Quand deux chercheurs travaillent sur la même période historique, sur le même lieu, fouillent les mêmes documents, ils finissent fatalement par se rencontrer. Quand, de plus, le conservateur des archives, serviable, encourage les recherches, voire les suscite en facilitant la consultation, comme le fait Bruno Le Gall à la mairie de Quimper, il ne reste plus à ces chercheurs qu'à s'entraider pour dépouiller, annoter, recueillir, découvrir, s'entrecorriger, et ne pas entreprendre un travail de base déjà effectué. De là naît une fidèle amitié qui permet de reconnaître et d'apprécier les différences de chacun dans sa façon d'aborder le sujet. A chacun son style.
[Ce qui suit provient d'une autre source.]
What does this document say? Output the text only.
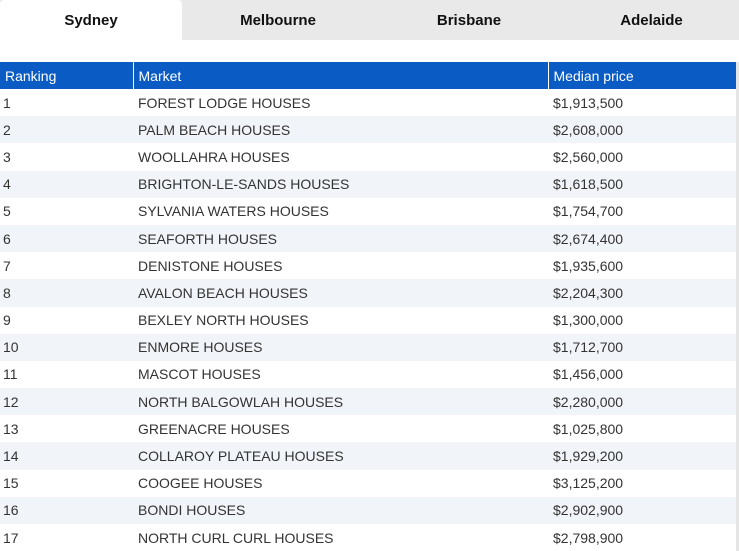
Sydney	Melbourne	Brisbane	Adelaide
Ranking	Market	Median price
1	FOREST LODGE HOUSES	$1,913,500
2	PALM BEACH HOUSES	$2,608,000
3	WOOLLAHRA HOUSES	$2,560,000
4	BRIGHTON-LE-SANDS HOUSES	$1,618,500
5	SYLVANIA WATERS HOUSES	$1,754,700
6	SEAFORTH HOUSES	$2,674,400
7	DENISTONE HOUSES	$1,935,600
8	AVALON BEACH HOUSES	$2,204,300
9	BEXLEY NORTH HOUSES	$1,300,000
10	ENMORE HOUSES	$1,712,700
11	MASCOT HOUSES	$1,456,000
12	NORTH BALGOWLAH HOUSES	$2,280,000
13	GREENACRE HOUSES	$1,025,800
14	COLLAROY PLATEAU HOUSES	$1,929,200
15	COOGEE HOUSES	$3,125,200
16	BONDI HOUSES	$2,902,900
17	NORTH CURL CURL HOUSES	$2,798,900
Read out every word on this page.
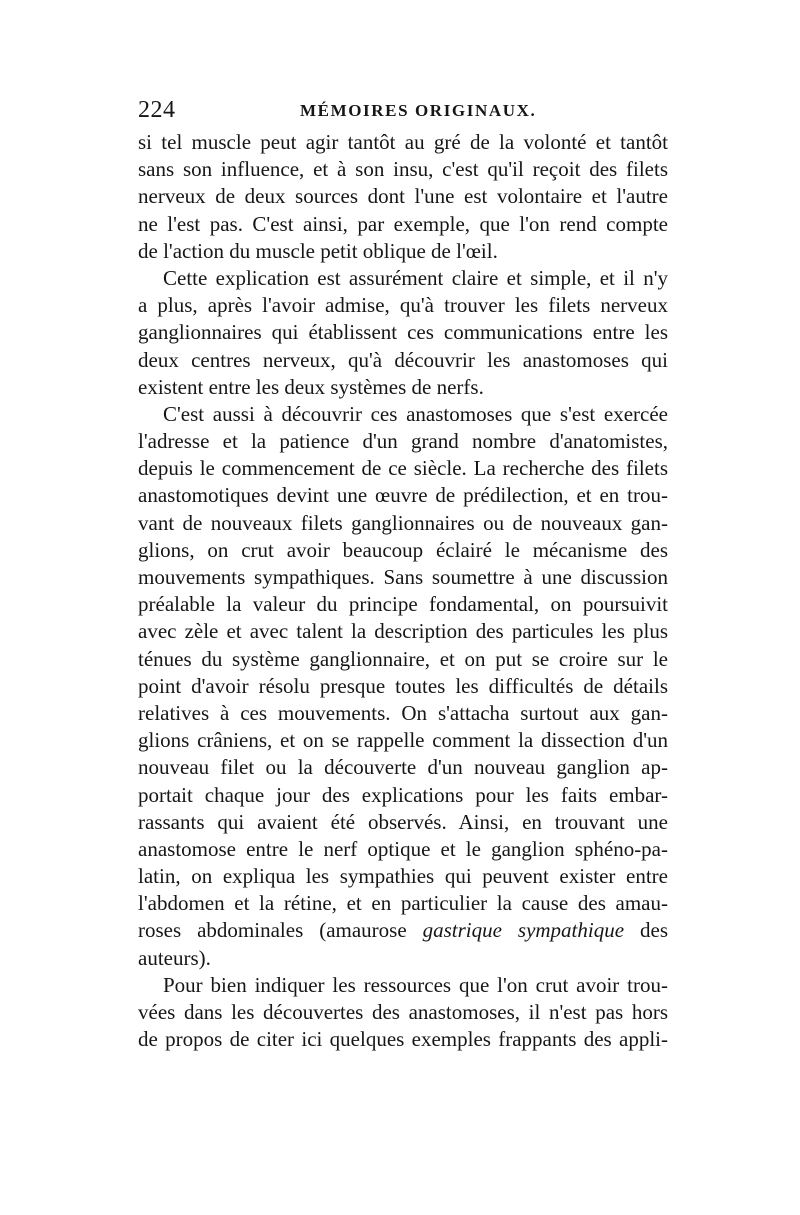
224	MÉMOIRES ORIGINAUX.
si tel muscle peut agir tantôt au gré de la volonté et tantôt
sans son influence, et à son insu, c'est qu'il reçoit des filets
nerveux de deux sources dont l'une est volontaire et l'autre
ne l'est pas. C'est ainsi, par exemple, que l'on rend compte
de l'action du muscle petit oblique de l'œil.
Cette explication est assurément claire et simple, et il n'y
a plus, après l'avoir admise, qu'à trouver les filets nerveux
ganglionnaires qui établissent ces communications entre les
deux centres nerveux, qu'à découvrir les anastomoses qui
existent entre les deux systèmes de nerfs.
C'est aussi à découvrir ces anastomoses que s'est exercée
l'adresse et la patience d'un grand nombre d'anatomistes,
depuis le commencement de ce siècle. La recherche des filets
anastomotiques devint une œuvre de prédilection, et en trou-
vant de nouveaux filets ganglionnaires ou de nouveaux gan-
glions, on crut avoir beaucoup éclairé le mécanisme des
mouvements sympathiques. Sans soumettre à une discussion
préalable la valeur du principe fondamental, on poursuivit
avec zèle et avec talent la description des particules les plus
ténues du système ganglionnaire, et on put se croire sur le
point d'avoir résolu presque toutes les difficultés de détails
relatives à ces mouvements. On s'attacha surtout aux gan-
glions crâniens, et on se rappelle comment la dissection d'un
nouveau filet ou la découverte d'un nouveau ganglion ap-
portait chaque jour des explications pour les faits embar-
rassants qui avaient été observés. Ainsi, en trouvant une
anastomose entre le nerf optique et le ganglion sphéno-pa-
latin, on expliqua les sympathies qui peuvent exister entre
l'abdomen et la rétine, et en particulier la cause des amau-
roses abdominales (amaurose gastrique sympathique des
auteurs).
Pour bien indiquer les ressources que l'on crut avoir trou-
vées dans les découvertes des anastomoses, il n'est pas hors
de propos de citer ici quelques exemples frappants des appli-
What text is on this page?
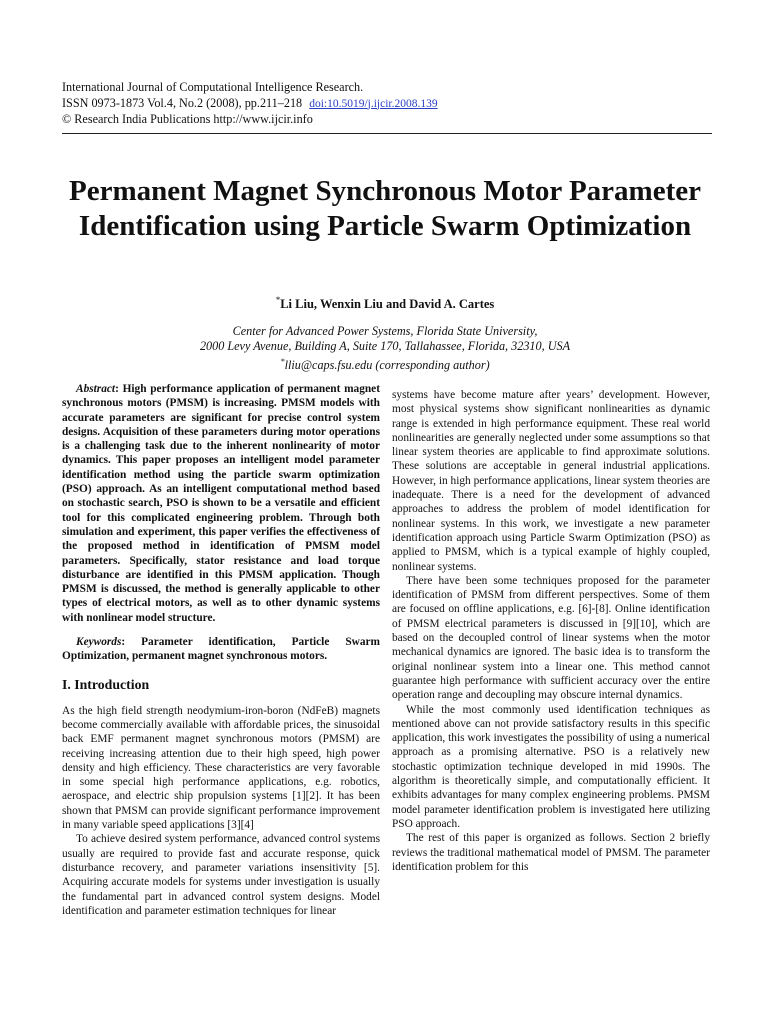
International Journal of Computational Intelligence Research.
ISSN 0973-1873 Vol.4, No.2 (2008), pp.211–218 doi:10.5019/j.ijcir.2008.139
© Research India Publications http://www.ijcir.info
Permanent Magnet Synchronous Motor Parameter Identification using Particle Swarm Optimization
*Li Liu, Wenxin Liu and David A. Cartes
Center for Advanced Power Systems, Florida State University,
2000 Levy Avenue, Building A, Suite 170, Tallahassee, Florida, 32310, USA
*lliu@caps.fsu.edu (corresponding author)

Abstract: High performance application of permanent magnet synchronous motors (PMSM) is increasing. PMSM models with accurate parameters are significant for precise control system designs. Acquisition of these parameters during motor operations is a challenging task due to the inherent nonlinearity of motor dynamics. This paper proposes an intelligent model parameter identification method using the particle swarm optimization (PSO) approach. As an intelligent computational method based on stochastic search, PSO is shown to be a versatile and efficient tool for this complicated engineering problem. Through both simulation and experiment, this paper verifies the effectiveness of the proposed method in identification of PMSM model parameters. Specifically, stator resistance and load torque disturbance are identified in this PMSM application. Though PMSM is discussed, the method is generally applicable to other types of electrical motors, as well as to other dynamic systems with nonlinear model structure.

Keywords: Parameter identification, Particle Swarm Optimization, permanent magnet synchronous motors.

I. Introduction

As the high field strength neodymium-iron-boron (NdFeB) magnets become commercially available with affordable prices, the sinusoidal back EMF permanent magnet synchronous motors (PMSM) are receiving increasing attention due to their high speed, high power density and high efficiency. These characteristics are very favorable in some special high performance applications, e.g. robotics, aerospace, and electric ship propulsion systems [1][2]. It has been shown that PMSM can provide significant performance improvement in many variable speed applications [3][4]

To achieve desired system performance, advanced control systems usually are required to provide fast and accurate response, quick disturbance recovery, and parameter variations insensitivity [5]. Acquiring accurate models for systems under investigation is usually the fundamental part in advanced control system designs. Model identification and parameter estimation techniques for linear

systems have become mature after years’ development. However, most physical systems show significant nonlinearities as dynamic range is extended in high performance equipment. These real world nonlinearities are generally neglected under some assumptions so that linear system theories are applicable to find approximate solutions. These solutions are acceptable in general industrial applications. However, in high performance applications, linear system theories are inadequate. There is a need for the development of advanced approaches to address the problem of model identification for nonlinear systems. In this work, we investigate a new parameter identification approach using Particle Swarm Optimization (PSO) as applied to PMSM, which is a typical example of highly coupled, nonlinear systems.

There have been some techniques proposed for the parameter identification of PMSM from different perspectives. Some of them are focused on offline applications, e.g. [6]-[8]. Online identification of PMSM electrical parameters is discussed in [9][10], which are based on the decoupled control of linear systems when the motor mechanical dynamics are ignored. The basic idea is to transform the original nonlinear system into a linear one. This method cannot guarantee high performance with sufficient accuracy over the entire operation range and decoupling may obscure internal dynamics.

While the most commonly used identification techniques as mentioned above can not provide satisfactory results in this specific application, this work investigates the possibility of using a numerical approach as a promising alternative. PSO is a relatively new stochastic optimization technique developed in mid 1990s. The algorithm is theoretically simple, and computationally efficient. It exhibits advantages for many complex engineering problems. PMSM model parameter identification problem is investigated here utilizing PSO approach.

The rest of this paper is organized as follows. Section 2 briefly reviews the traditional mathematical model of PMSM. The parameter identification problem for this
Car Pierrick Chuto a trouvé son style. Il avoue ne pas savoir rédiger des dialogues ni faire parler ses héros, ce qui ressort de la pure création et justifie le terme de "roman" historique, quand tout le reste, faits et contexte, est véritable. Puriste et se tenant aux faits, rien qu'aux faits trouvés dans les documents, il les présente en les enchaînant par d'habiles transitions, sans que ses personnages ne prononcent aucun mot. Ils n'en sont pas moins vivants, comme son "Maître de Guengat", campé solidement au milieu de son terroir et marquant les mémoires. Pierrick Chuto aide juste le lecteur à se représenter les sentiments et humeurs des protagonistes. Voilà sa part d'imagination.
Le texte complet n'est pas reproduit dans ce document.